Третий Закон (о контролируемом сотрудничестве и взаимной ответственности) также вызвал немало споров. Как именно будет обеспечиваться этот «полный, строгий и постоянный контроль» со стороны людей над действиями Вежи? Кто будет решать, какие технологии и знания она может передавать человечеству, а какие — могут оказаться слишком опасными или преждевременными? Каковы будут механизмы взаимной ответственности в случае нарушения этого договора одной из сторон? Как предотвратить ситуацию, когда человечество, получив доступ к слишком мощным, почти божественным технологиям, не использует их во вред себе или другим, не развяжет новую, еще более страшную войну, не уничтожит само себя?
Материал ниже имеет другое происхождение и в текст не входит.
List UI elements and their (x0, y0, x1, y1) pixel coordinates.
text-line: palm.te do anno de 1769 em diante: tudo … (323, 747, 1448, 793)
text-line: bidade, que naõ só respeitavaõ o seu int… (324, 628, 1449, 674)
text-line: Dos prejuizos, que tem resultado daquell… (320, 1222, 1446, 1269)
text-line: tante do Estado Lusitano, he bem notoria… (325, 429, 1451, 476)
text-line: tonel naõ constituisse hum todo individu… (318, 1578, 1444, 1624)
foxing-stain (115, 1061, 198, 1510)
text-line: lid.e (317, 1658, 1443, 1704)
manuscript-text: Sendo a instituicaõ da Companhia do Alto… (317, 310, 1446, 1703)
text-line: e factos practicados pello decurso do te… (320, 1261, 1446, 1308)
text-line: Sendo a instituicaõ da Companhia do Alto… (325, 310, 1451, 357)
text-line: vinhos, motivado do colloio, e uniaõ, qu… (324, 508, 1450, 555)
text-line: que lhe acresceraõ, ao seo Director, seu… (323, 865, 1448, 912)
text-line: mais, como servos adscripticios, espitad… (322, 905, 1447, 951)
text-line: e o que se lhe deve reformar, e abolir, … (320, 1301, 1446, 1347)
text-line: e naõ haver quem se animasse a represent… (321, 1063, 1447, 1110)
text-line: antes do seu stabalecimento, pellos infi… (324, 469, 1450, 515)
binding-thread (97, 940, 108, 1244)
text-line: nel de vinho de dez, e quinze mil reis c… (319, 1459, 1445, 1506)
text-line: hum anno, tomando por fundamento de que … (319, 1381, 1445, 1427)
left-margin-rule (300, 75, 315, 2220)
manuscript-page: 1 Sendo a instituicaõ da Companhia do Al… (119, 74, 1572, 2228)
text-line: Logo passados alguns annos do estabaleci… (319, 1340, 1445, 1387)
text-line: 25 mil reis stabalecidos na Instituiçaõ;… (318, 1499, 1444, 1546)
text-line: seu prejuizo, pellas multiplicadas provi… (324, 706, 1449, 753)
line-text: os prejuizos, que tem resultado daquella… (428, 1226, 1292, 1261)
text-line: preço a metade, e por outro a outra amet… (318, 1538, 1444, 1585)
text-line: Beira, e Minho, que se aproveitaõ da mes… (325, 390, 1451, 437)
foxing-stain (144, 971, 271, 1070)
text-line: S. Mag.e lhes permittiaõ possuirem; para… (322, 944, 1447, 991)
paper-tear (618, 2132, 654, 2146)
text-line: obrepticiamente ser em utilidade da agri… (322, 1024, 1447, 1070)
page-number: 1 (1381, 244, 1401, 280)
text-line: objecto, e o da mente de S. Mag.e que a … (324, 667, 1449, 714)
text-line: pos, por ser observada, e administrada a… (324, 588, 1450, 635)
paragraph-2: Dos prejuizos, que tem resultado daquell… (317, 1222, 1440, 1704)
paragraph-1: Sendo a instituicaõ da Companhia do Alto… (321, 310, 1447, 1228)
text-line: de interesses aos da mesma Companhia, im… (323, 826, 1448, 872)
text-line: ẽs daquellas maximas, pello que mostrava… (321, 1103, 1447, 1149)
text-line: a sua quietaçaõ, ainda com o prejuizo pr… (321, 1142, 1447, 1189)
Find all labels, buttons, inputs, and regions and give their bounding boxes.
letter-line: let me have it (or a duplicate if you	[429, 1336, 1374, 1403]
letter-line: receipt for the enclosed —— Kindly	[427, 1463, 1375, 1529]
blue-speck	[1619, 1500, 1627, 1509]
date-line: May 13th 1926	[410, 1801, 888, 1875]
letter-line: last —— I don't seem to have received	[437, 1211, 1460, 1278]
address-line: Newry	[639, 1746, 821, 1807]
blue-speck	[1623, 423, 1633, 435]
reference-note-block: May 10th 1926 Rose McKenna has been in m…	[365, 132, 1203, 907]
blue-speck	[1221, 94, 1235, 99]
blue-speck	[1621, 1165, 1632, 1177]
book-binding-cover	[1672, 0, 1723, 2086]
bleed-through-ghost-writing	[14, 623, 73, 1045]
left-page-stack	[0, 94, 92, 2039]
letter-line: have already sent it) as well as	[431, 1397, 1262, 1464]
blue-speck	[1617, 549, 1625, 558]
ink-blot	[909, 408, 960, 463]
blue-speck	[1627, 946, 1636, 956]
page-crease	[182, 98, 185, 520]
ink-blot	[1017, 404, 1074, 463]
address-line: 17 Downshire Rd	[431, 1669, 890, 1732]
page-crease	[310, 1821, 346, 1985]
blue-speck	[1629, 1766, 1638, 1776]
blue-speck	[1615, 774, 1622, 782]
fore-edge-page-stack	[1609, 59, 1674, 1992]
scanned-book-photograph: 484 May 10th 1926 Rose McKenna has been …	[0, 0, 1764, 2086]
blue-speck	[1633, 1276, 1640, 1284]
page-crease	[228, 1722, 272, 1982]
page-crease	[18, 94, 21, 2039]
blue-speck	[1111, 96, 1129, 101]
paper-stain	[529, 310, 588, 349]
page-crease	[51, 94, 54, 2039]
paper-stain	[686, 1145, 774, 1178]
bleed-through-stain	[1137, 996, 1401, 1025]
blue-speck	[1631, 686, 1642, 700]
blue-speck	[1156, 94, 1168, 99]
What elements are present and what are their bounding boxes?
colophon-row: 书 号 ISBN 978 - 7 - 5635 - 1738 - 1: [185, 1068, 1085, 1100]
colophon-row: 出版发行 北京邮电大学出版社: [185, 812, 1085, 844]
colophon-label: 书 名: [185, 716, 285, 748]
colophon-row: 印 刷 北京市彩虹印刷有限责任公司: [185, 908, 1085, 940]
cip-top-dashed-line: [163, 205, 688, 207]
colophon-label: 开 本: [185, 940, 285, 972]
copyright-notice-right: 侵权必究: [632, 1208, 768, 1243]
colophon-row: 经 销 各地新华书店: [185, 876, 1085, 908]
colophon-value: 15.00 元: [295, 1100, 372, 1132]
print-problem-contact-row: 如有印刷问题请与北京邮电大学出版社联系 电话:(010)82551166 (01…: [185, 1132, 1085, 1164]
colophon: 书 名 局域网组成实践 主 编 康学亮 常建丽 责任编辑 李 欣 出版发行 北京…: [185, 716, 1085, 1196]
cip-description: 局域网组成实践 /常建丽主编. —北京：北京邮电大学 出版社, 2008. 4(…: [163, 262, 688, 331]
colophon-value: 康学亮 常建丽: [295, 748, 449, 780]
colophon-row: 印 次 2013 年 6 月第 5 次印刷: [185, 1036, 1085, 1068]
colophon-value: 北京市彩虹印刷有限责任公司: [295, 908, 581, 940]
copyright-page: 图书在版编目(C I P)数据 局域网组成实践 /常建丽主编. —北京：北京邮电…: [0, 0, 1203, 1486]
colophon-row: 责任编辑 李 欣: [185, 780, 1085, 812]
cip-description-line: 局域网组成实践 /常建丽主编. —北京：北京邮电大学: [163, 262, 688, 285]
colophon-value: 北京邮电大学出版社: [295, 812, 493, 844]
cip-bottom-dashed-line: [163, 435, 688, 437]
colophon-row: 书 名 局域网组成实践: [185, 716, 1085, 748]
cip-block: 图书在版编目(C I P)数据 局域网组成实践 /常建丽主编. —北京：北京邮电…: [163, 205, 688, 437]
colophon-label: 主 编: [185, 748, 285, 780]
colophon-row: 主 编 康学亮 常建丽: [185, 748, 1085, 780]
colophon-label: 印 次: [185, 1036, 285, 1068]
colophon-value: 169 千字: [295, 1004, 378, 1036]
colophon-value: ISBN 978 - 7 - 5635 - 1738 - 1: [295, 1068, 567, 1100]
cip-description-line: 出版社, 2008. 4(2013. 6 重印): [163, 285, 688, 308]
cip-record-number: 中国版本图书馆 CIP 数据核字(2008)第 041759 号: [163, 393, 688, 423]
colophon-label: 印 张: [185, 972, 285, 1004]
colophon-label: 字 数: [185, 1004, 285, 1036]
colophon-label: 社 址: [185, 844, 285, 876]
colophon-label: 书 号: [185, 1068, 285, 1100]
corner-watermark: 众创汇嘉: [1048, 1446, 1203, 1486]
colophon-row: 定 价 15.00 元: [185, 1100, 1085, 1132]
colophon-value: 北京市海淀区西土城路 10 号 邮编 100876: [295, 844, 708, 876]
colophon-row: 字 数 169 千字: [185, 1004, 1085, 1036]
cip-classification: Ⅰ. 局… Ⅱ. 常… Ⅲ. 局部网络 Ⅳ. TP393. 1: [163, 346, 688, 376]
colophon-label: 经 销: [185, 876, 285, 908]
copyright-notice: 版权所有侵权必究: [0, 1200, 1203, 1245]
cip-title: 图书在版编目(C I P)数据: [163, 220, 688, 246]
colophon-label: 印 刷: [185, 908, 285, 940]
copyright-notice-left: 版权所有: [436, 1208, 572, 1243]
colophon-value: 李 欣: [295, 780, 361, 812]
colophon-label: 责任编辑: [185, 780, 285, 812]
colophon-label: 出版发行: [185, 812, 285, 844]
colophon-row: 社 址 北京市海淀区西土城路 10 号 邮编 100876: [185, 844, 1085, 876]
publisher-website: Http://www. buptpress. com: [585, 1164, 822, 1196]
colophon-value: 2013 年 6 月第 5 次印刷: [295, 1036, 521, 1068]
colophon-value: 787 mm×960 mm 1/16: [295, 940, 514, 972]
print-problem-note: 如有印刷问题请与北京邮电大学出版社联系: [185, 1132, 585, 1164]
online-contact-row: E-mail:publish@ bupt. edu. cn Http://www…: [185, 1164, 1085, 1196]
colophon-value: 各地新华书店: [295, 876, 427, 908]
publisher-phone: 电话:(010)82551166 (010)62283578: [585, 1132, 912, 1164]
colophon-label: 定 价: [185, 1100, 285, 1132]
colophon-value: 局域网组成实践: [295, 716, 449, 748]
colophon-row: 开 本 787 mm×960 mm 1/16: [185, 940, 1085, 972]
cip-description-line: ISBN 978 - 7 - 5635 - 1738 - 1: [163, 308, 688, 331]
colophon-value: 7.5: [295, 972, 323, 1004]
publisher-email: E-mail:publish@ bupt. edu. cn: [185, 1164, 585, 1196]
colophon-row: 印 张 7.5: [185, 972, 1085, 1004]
Эти вопросы были очень сложными, и у нас не было на них готовых ответов. Мы могли лишь наметить общие принципы, создать какие-то рамки, а детали предстояло прорабатывать уже потом, в ходе дальнейшего, надеюсь, мирного сосуществования.
Эти переговоры были не просто дипломатической или юридической казуистикой, не просто торгом за власть и ресурсы. Это было нечто гораздо большее. Это было столкновение двух цивилизаций, двух разумов, двух мировоззрений, двух фундаментально различных подходов к развитию и самому смыслу существования. И от их исхода, я это прекрасно понимал, зависела не только моя личная судьба, не только судьба моей Империи, не только судьба этой несчастной Византии. От их исхода, возможно, зависела судьба всего человечества на многие, многие века вперед. И это осознание давило на меня неимоверным грузом ответственности, но одновременно и придавало мне сил, решимости, упрямства. Я не мог проиграть эту битву. Не имел права.